Prevent the most common SaaS attacks
Find employee accounts vulnerable to credential stuffing and brute force attacks. Automatically harden them and get alerted to suspicious account activities.
Attackers are picking off SaaS accounts with weak and reused passwords using automated credential stuffing and brute-forcing techniques. Auth0 reported that 34% of their traffic is credential stuffing attempts.
Not all SaaS apps support SSO and, if they do, most charge extra for it. That means password-protected accounts aren’t going anywhere. The accounts being compromised aren’t for trivial apps either; they can be business critical no-code solutions and highly sensitive developer tools.

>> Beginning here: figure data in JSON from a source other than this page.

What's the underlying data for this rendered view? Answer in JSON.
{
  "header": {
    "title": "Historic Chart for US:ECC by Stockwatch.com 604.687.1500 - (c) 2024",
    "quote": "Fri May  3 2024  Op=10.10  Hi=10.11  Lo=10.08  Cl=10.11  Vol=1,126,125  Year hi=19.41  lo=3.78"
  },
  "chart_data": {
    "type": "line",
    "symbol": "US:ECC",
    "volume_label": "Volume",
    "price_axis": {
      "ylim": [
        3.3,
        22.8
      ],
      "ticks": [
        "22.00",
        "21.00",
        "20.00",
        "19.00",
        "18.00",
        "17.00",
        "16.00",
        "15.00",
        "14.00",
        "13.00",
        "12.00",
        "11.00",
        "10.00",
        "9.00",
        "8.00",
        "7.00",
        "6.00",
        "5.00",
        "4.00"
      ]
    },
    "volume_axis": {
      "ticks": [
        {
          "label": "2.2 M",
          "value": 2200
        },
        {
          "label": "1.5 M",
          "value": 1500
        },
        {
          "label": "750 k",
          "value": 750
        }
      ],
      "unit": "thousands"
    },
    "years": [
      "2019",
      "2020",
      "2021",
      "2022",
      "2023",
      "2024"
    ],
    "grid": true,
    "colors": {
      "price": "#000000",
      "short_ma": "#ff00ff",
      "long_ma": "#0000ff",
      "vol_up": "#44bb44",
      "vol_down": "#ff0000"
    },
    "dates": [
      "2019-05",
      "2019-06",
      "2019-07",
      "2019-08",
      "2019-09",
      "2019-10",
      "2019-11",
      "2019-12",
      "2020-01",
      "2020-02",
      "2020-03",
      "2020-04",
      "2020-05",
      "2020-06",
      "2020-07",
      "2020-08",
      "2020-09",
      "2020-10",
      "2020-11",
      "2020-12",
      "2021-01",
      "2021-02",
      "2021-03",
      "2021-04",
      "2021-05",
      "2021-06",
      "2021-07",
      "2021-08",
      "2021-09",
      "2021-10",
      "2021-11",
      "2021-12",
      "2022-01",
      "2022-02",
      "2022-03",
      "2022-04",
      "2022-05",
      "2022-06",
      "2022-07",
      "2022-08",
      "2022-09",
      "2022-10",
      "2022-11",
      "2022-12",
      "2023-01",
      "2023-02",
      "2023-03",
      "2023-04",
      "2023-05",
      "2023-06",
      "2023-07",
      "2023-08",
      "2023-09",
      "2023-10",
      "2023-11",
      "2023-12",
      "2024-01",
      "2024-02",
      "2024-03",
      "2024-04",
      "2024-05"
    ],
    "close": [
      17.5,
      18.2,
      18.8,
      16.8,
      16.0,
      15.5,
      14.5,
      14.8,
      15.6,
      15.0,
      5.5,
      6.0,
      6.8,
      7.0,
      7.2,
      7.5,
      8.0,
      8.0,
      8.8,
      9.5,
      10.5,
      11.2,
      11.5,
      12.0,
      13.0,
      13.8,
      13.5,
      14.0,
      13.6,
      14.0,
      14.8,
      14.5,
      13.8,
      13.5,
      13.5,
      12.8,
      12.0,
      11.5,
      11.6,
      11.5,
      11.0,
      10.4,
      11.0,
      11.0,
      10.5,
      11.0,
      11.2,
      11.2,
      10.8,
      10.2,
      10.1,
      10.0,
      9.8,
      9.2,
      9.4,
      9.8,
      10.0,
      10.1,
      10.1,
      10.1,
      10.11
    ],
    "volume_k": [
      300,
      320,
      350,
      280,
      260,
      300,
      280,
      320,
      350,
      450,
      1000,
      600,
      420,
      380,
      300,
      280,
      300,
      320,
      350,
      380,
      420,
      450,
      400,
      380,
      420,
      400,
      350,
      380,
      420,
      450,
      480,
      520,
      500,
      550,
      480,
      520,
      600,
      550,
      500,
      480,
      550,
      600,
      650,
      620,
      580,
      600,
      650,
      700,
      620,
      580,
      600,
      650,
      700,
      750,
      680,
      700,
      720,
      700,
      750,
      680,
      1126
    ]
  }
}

Get visibility of all employees’ SaaS accounts and automatically prompt employees to secure vulnerable accounts with strong, unique passwords and MFA.
Guide employees in the browser to use unique and strong passwords as they’re creating new SaaS accounts. Prevent new vulnerable accounts from existing in the first place.
Technically validate that employees are following your MFA policy. Push identifies which employees are using MFA and then reaches out to those that aren’t to help them enable it.
Identify the accounts where credentials are being shared by multiple employees. Make sure employees are using unique account IDs, not sharing credentials across insecure channels and enabling MFA where possible.
Attackers use mail rules to forward sensitive data or account password resets for other SaaS accounts. Get alerted to this indicator of SaaS compromise in real time to start investigating sooner.